Juno, la sonda della NASA in orbita attorno a Giove dal luglio del 2016, è riuscita, con i suoi strumenti, a “perforare” la superficie del grande pianeta così da “osservare” quello che fino ad oggi non era mai riuscito ad altre sonde né ai telescopi spaziali o terrestri: lo sguardo a distanza della sonda è penetrato a molte migliaia di chilometri sotto alla superficie delle nuvole. I primi risultati degli studi sui dati sono stati presentati al convegno dell’American Astronomical Society's Division for Planetary Sciences (15-20 ottobre 2017, Provo, Usa).
Un nucleo sfuocato. Un primo elemento sorprendente riguarda il nucleo del pianeta gassoso, che sembra essere molto piccolo e mal definito nei suoi confini, rispetto a quanto si pensava fino ad oggi. Come altri pianeti giganti e come tutti i pianeti terrestri si ipotizza che anche Giove abbia un nucleo di ferro e silicati, ma quanto sia grande e come confini con lo strato superiore composto da idrogeno, resta ancora un mistero da risolvere - salvo per il fatto che adesso sappiamo che questo confine è alquanto nebuloso.


Il campo gravitazionale. C’è poi una caratteristica strana che riguarda il campo gravitazionale di Giove, che non risulta omogeneo in tutte le sue parti. Secondo Tristan Guillot (Osservatorio della Costa Azzurra, Nizza, Francia), ciò sarebbe dovuto al fatto che l’idrogeno gassoso del pianeta fluisce dalle profondità verso la superficie in modo asimmetrico. «È un fatto imprevisto», spiega l’astronomo, «che però darebbe un senso alla disomogeneità del campo gravitazionale.»
Un’altra domanda per i ricercatori riguarda la velocità di rotazione del pianeta: è omogenea dalla superficie fino al nucleo oppure varia con la profondità? Alcune risposte adesso ci sono.
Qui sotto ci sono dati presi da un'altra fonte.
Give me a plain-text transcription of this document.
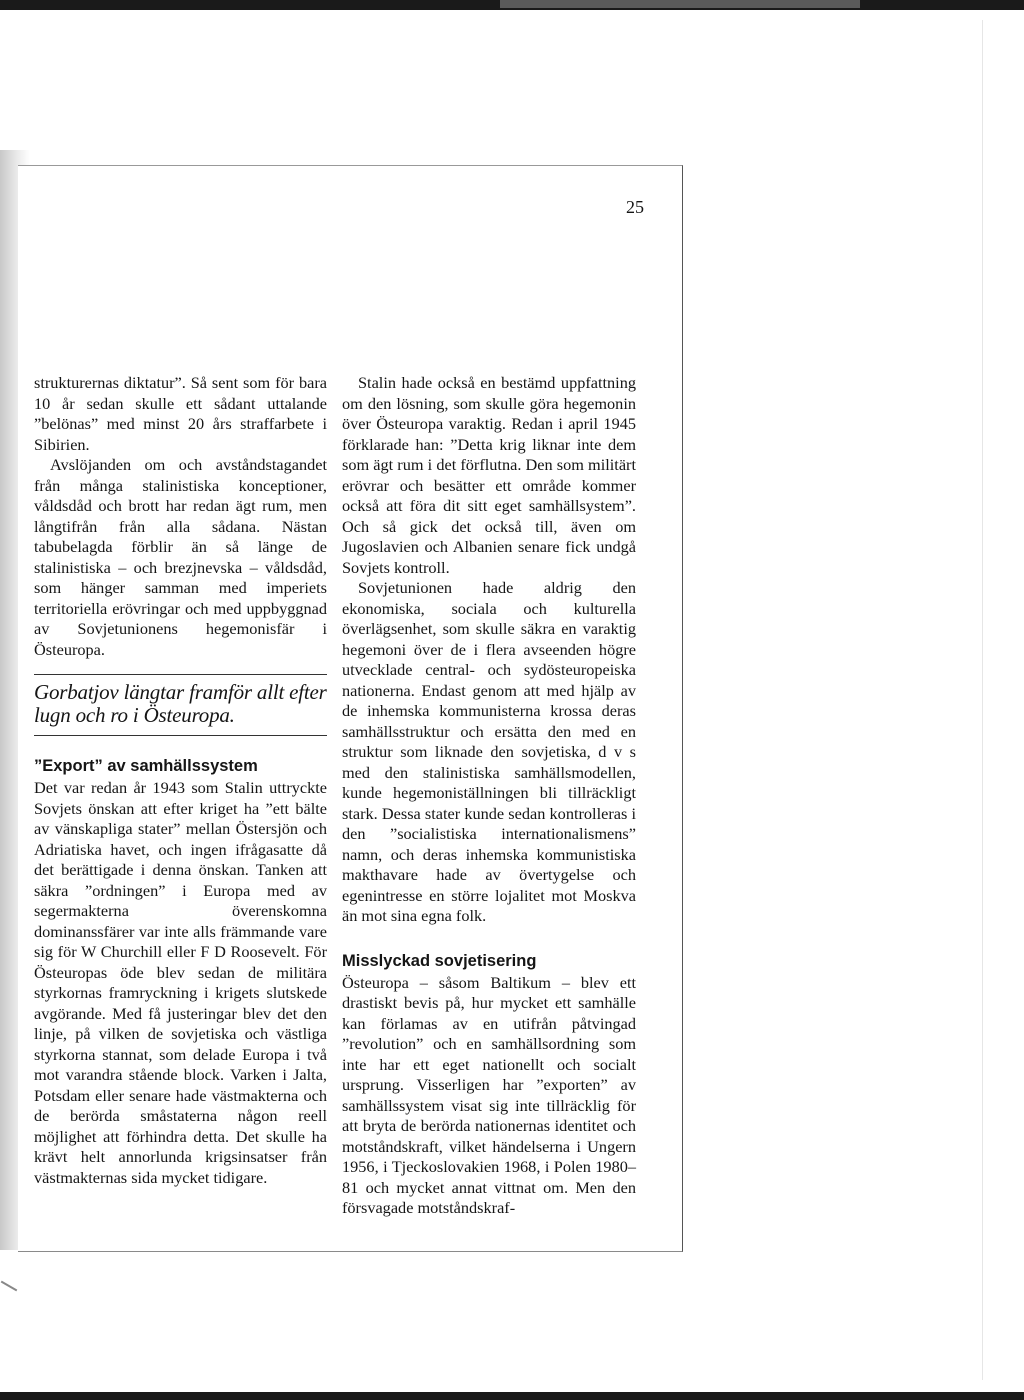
25

strukturernas diktatur”. Så sent som för bara 10 år sedan skulle ett sådant uttalande ”belönas” med minst 20 års straffarbete i Sibirien.

Avslöjanden om och avståndstagandet från många stalinistiska konceptioner, våldsdåd och brott har redan ägt rum, men långtifrån från alla sådana. Nästan tabubelagda förblir än så länge de stalinistiska – och brezjnevska – våldsdåd, som hänger samman med imperiets territoriella erövringar och med uppbyggnad av Sovjetunionens hegemonisfär i Östeuropa.

Gorbatjov längtar framför allt efter lugn och ro i Östeuropa.
”Export” av samhällssystem

Det var redan år 1943 som Stalin uttryckte Sovjets önskan att efter kriget ha ”ett bälte av vänskapliga stater” mellan Östersjön och Adriatiska havet, och ingen ifrågasatte då det berättigade i denna önskan. Tanken att säkra ”ordningen” i Europa med av segermakterna överenskomna dominanssfärer var inte alls främmande vare sig för W Churchill eller F D Roosevelt. För Östeuropas öde blev sedan de militära styrkornas framryckning i krigets slutskede avgörande. Med få justeringar blev det den linje, på vilken de sovjetiska och västliga styrkorna stannat, som delade Europa i två mot varandra stående block. Varken i Jalta, Potsdam eller senare hade västmakterna och de berörda småstaterna någon reell möjlighet att förhindra detta. Det skulle ha krävt helt annorlunda krigsinsatser från västmakternas sida mycket tidigare.

Stalin hade också en bestämd uppfattning om den lösning, som skulle göra hegemonin över Östeuropa varaktig. Redan i april 1945 förklarade han: ”Detta krig liknar inte dem som ägt rum i det förflutna. Den som militärt erövrar och besätter ett område kommer också att föra dit sitt eget samhällsystem”. Och så gick det också till, även om Jugoslavien och Albanien senare fick undgå Sovjets kontroll.

Sovjetunionen hade aldrig den ekonomiska, sociala och kulturella överlägsenhet, som skulle säkra en varaktig hegemoni över de i flera avseenden högre utvecklade central- och sydösteuropeiska nationerna. Endast genom att med hjälp av de inhemska kommunisterna krossa deras samhällsstruktur och ersätta den med en struktur som liknade den sovjetiska, d v s med den stalinistiska samhällsmodellen, kunde hegemoniställningen bli tillräckligt stark. Dessa stater kunde sedan kontrolleras i den ”socialistiska internationalismens” namn, och deras inhemska kommunistiska makthavare hade av övertygelse och egenintresse en större lojalitet mot Moskva än mot sina egna folk.

Misslyckad sovjetisering

Östeuropa – såsom Baltikum – blev ett drastiskt bevis på, hur mycket ett samhälle kan förlamas av en utifrån påtvingad ”revolution” och en samhällsordning som inte har ett eget nationellt och socialt ursprung. Visserligen har ”exporten” av samhällssystem visat sig inte tillräcklig för att bryta de berörda nationernas identitet och motståndskraft, vilket händelserna i Ungern 1956, i Tjeckoslovakien 1968, i Polen 1980–81 och mycket annat vittnat om. Men den försvagade motståndskraf-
Studiando il modo con il quale si manifesta la forza di gravità si è potuto stabilire che il materiale che compone il pianeta ruota più velocemente a circa 3.000 chilometri di profondità, sotto alla superficie dell'atmosfera. Ora la questione è quanto sia veloce tale flusso di materiale e se i gas che compongono Giove formino in realtà una specie di "matrioske", dove ogni livello si differenzia dagli altri per la velocità di rotazione.
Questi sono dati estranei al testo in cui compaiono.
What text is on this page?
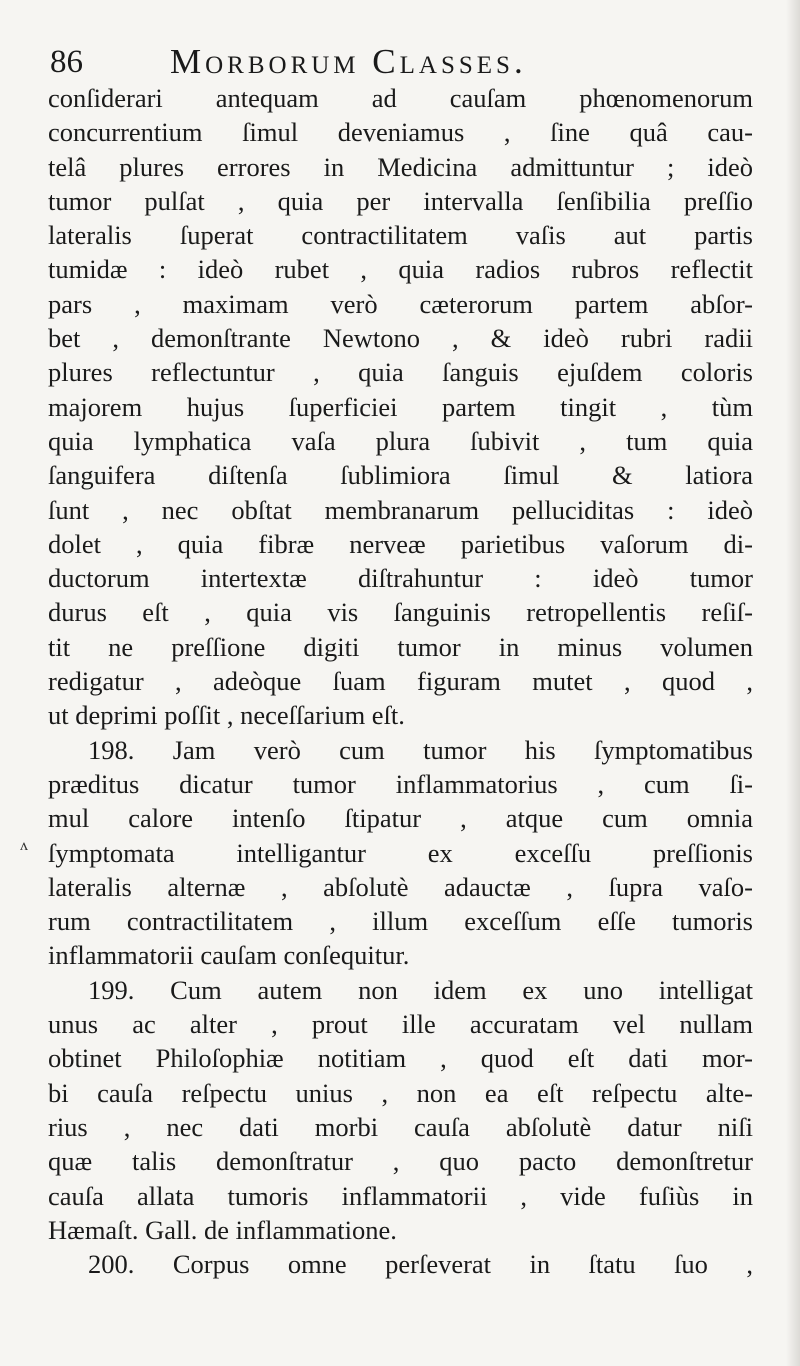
86 Morborum Classes.
ᴧ
conſiderari antequam ad cauſam phœnomenorum
concurrentium ſimul deveniamus , ſine quâ cau-
telâ plures errores in Medicina admittuntur ; ideò
tumor pulſat , quia per intervalla ſenſibilia preſſio
lateralis ſuperat contractilitatem vaſis aut partis
tumidæ : ideò rubet , quia radios rubros reflectit
pars , maximam verò cæterorum partem abſor-
bet , demonſtrante Newtono , & ideò rubri radii
plures reflectuntur , quia ſanguis ejuſdem coloris
majorem hujus ſuperficiei partem tingit , tùm
quia lymphatica vaſa plura ſubivit , tum quia
ſanguifera diſtenſa ſublimiora ſimul & latiora
ſunt , nec obſtat membranarum pelluciditas : ideò
dolet , quia fibræ nerveæ parietibus vaſorum di-
ductorum intertextæ diſtrahuntur : ideò tumor
durus eſt , quia vis ſanguinis retropellentis reſiſ-
tit ne preſſione digiti tumor in minus volumen
redigatur , adeòque ſuam figuram mutet , quod ,
ut deprimi poſſit , neceſſarium eſt.
198. Jam verò cum tumor his ſymptomatibus
præditus dicatur tumor inflammatorius , cum ſi-
mul calore intenſo ſtipatur , atque cum omnia
ſymptomata intelligantur ex exceſſu preſſionis
lateralis alternæ , abſolutè adauctæ , ſupra vaſo-
rum contractilitatem , illum exceſſum eſſe tumoris
inflammatorii cauſam conſequitur.
199. Cum autem non idem ex uno intelligat
unus ac alter , prout ille accuratam vel nullam
obtinet Philoſophiæ notitiam , quod eſt dati mor-
bi cauſa reſpectu unius , non ea eſt reſpectu alte-
rius , nec dati morbi cauſa abſolutè datur niſi
quæ talis demonſtratur , quo pacto demonſtretur
cauſa allata tumoris inflammatorii , vide fuſiùs in
Hæmaſt. Gall. de inflammatione.
200. Corpus omne perſeverat in ſtatu ſuo ,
Gli scienziati stanno ora analizzando i valori di gravità registrati dalla sonda Juno, che li useranno anche per cercare di calcolare lo spessore della Grande Macchia Rossa, che in base ad alcuni dati sembra avere radici centinaia di chilometri più in basso, e forse anche più. Oltre a questo, e sempre in relazione alla composizione del pianeta, nei dati di Juno gli scienziati cercano risposte ad altri fenomeni misteriosi, come la non uniformità del campo magnetico di Giove.
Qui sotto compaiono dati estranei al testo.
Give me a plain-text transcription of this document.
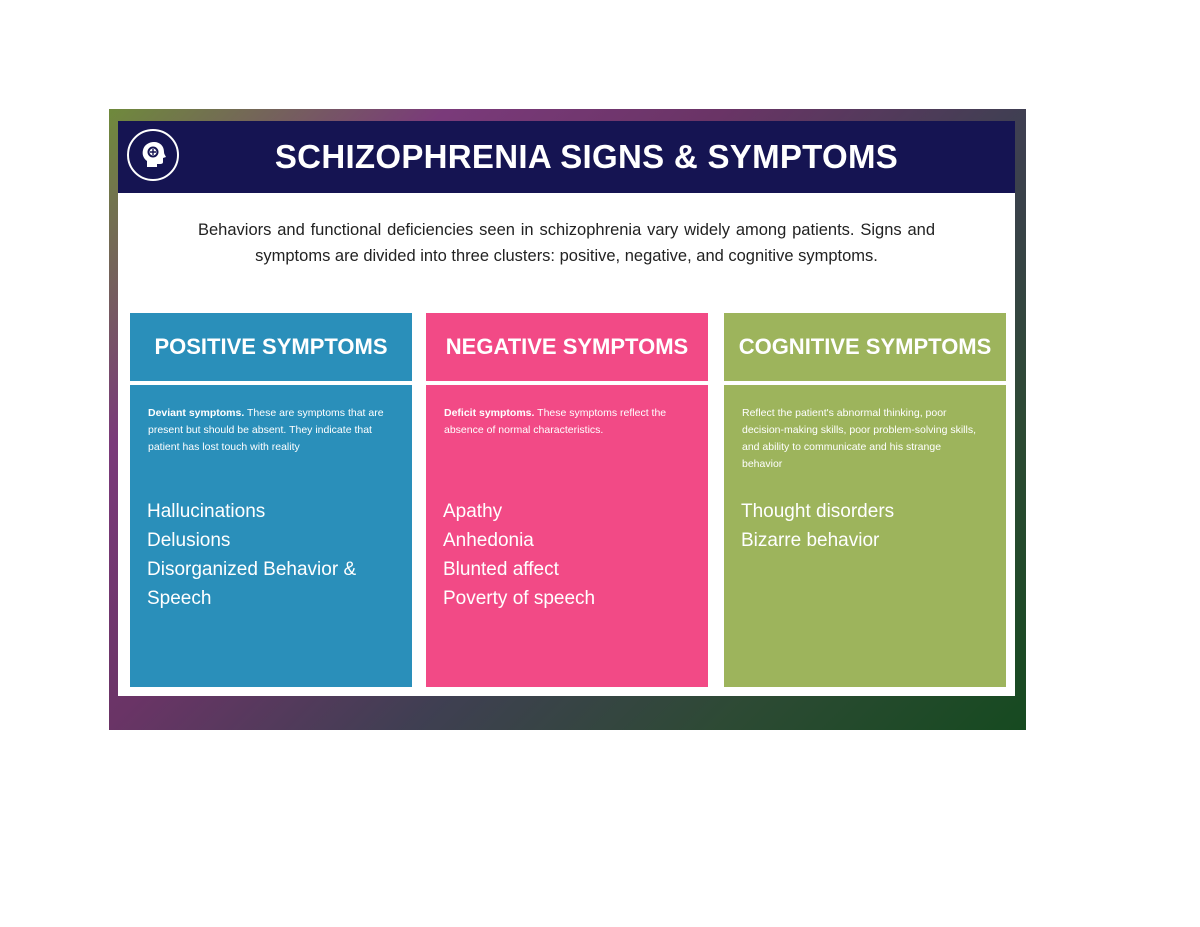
SCHIZOPHRENIA SIGNS & SYMPTOMS
Behaviors and functional deficiencies seen in schizophrenia vary widely among patients. Signs and symptoms are divided into three clusters: positive, negative, and cognitive symptoms.
POSITIVE SYMPTOMS
Deviant symptoms. These are symptoms that are present but should be absent. They indicate that patient has lost touch with reality
Hallucinations
Delusions
Disorganized Behavior &
Speech
NEGATIVE SYMPTOMS
Deficit symptoms. These symptoms reflect the absence of normal characteristics.
Apathy
Anhedonia
Blunted affect
Poverty of speech
COGNITIVE SYMPTOMS
Reflect the patient's abnormal thinking, poor decision-making skills, poor problem-solving skills, and ability to communicate and his strange behavior
Thought disorders
Bizarre behavior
Ottagoni e pentagoni. Un altro elemento curioso sono i cicloni osservati ai poli del pianeta, che sembrano danzare attorno a un centro invisibile. Prima di questa missione nessuno sospettava l'esistenza di questi fenomeni, perché non si erano mai potuti osservare i poli del pianeta, mentre Juno - nella sua orbita di 53 giorni - ha una traiettoria che l'ha portata a sorvolarli.
Attorno al "polo nord" vi sono 8 cicloni, mentre al polo opposto ce ne sono cinque. Il mistero sta nel fatto che secondo i nostri modelli dell’atmosfera di Giove non potrebbero persistere più di tanto, perché non vi sarebbero le condizioni per alimentarli... Invece sono lì e sembra che nulla li possa dissolvere.

«È possibile che si possa trovare una spiegazione in un complesso fenomeno noto come Vortex Crystal», spiega Fachreddin Tabataba-Vakili, scienziato planetario del JPL. «Seppure raramente, alcuni cristalli si formano durante un fenomeno terrestre che vede implicati superfluidi rotanti, ossia privi di attriti. Nascono cioè quando piccoli vortici si formano e permangono mentre il materiale in cui sono immersi continua a fluire.» È possibile che qualcosa del genere accada anche nelle regioni polari di Giove e che sia all’origine dei cicloni. Certo, resta anche da capire perché da una parte otto e dall'altra cinque...
Radici profonde. Le bande orizzontali sono la caratteristica più nota del grande pianeta: sono frutto di risalita e discesa di materiale dall’atmosfera verso la superficie gassosa del pianeta, e di venti in quota molto forti. Fino ad oggi non si sapeva se tali bande sono confinate a un livello molto superficiale o se invece interessano anche l’atmosfera profonda del pianeta. Spiega Yohai Kaspi (Weizmann Insititute of Science, Israele) che «questa era proprio una delle domande a cui volevamo dare una risposta: ci sono ancora molti dati da analizzare, ma al momento sembra prevalere la seconda ipotesi».